McColl’s Retail Group — a British convenience shop and newsagent — finally succumbed to its long struggle with solvency when the British high street convenience shop and newsagent was placed into administration last Friday.

But, before the ink was dry on the court application, two high-profile bids on the distressed company were announced in short succession: first by petrol station and food retailer EG Group, and second by supermarket giant WM Morrisons.

On Monday, WM Morrisons announced that its bid was successful: it would acquire McColl’s through a “pre-pack” in administration.

Why is this important for your interviews?

Like the collapse of Debenhams before it, McColl’s has been closely watched by investors, creditors, and key stakeholders such as its 16,000 employees, whose pension liabilities in the company are valued at more than £15m. Studying McColl’s collapse and subsequent rescue is a great way to demonstrate to your interviewer a foundational understanding of insolvency and distressed acquisitions.

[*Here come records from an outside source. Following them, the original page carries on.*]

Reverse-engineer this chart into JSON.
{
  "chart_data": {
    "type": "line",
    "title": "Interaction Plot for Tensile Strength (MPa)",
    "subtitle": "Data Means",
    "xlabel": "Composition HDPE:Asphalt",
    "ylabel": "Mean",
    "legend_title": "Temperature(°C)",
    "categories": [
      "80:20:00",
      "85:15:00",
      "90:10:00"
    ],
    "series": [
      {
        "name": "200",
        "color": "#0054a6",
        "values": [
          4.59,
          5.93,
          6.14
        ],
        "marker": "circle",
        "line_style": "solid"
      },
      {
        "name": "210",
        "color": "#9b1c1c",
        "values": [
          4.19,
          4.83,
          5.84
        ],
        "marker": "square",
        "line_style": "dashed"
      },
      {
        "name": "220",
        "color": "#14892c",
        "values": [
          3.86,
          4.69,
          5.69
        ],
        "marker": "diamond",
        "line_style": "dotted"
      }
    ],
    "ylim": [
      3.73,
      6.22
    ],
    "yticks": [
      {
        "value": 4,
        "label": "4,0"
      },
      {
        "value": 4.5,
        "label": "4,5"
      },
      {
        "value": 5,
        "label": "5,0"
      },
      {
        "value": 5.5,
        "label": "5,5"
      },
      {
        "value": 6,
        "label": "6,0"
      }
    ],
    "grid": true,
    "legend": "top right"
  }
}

To start, an administration is one of a few ways a company unable to meet its obligations initiates formal insolvency proceedings. Upon successful application to the court, the directors cease to run the company. An insolvency professional called an 'administrator' is appointed to manage the company on behalf of lenders, employees, and other key stakeholders. In McColl’s case, the administrator was PwC.

Provided there is no outside rescue, the administrator will work with creditors to sell off the company’s assets. The proceeds will then be distributed to creditors according to the order of priority.

However, in McColl’s case, Morrisons had been eyeing McColl’s long before its administration was announced. Morrisons had been working in partnership with McColl’s, licensing its brand and inventory to McColl’s to allow it to sell its products as if it were a Morrisons outlet in 270 outlets. Though there were early signs of success, McColl's was unable to reach an agreement with its lenders to refinance £145m worth of bank debt.

Morrisons was McColl’s biggest unsecured creditor at the time of its administration, with the bulk of its debt tied up in food and grocery inventory. The fact that Morrisons was an unsecured creditor meant that it was unlikely to recover most of its money after the secured lenders were repaid

While the full details of the pre-pack have not yet been released, the law exists to encourage pre-packs so that stakeholders can avoid a costly administration. Morrisons likely acquired McColl’s at a discount relative to the underlying value. Proceeds of the sale will go pay off the secured bank lenders.

How is this topic relevant to law firms?

From a legal perspective, pre-packs usually involve restructuring, M&A, and financial sponsors/private equity practice groups. Employment and tax lawyers will also advise on the pension and employment contract aspects of the deal, which in this will be significant.

Ashurst is advising Morrisons on its acquisition. McColl’s and the various bank lenders including Barclays and HSBC will each be advised by their legal team.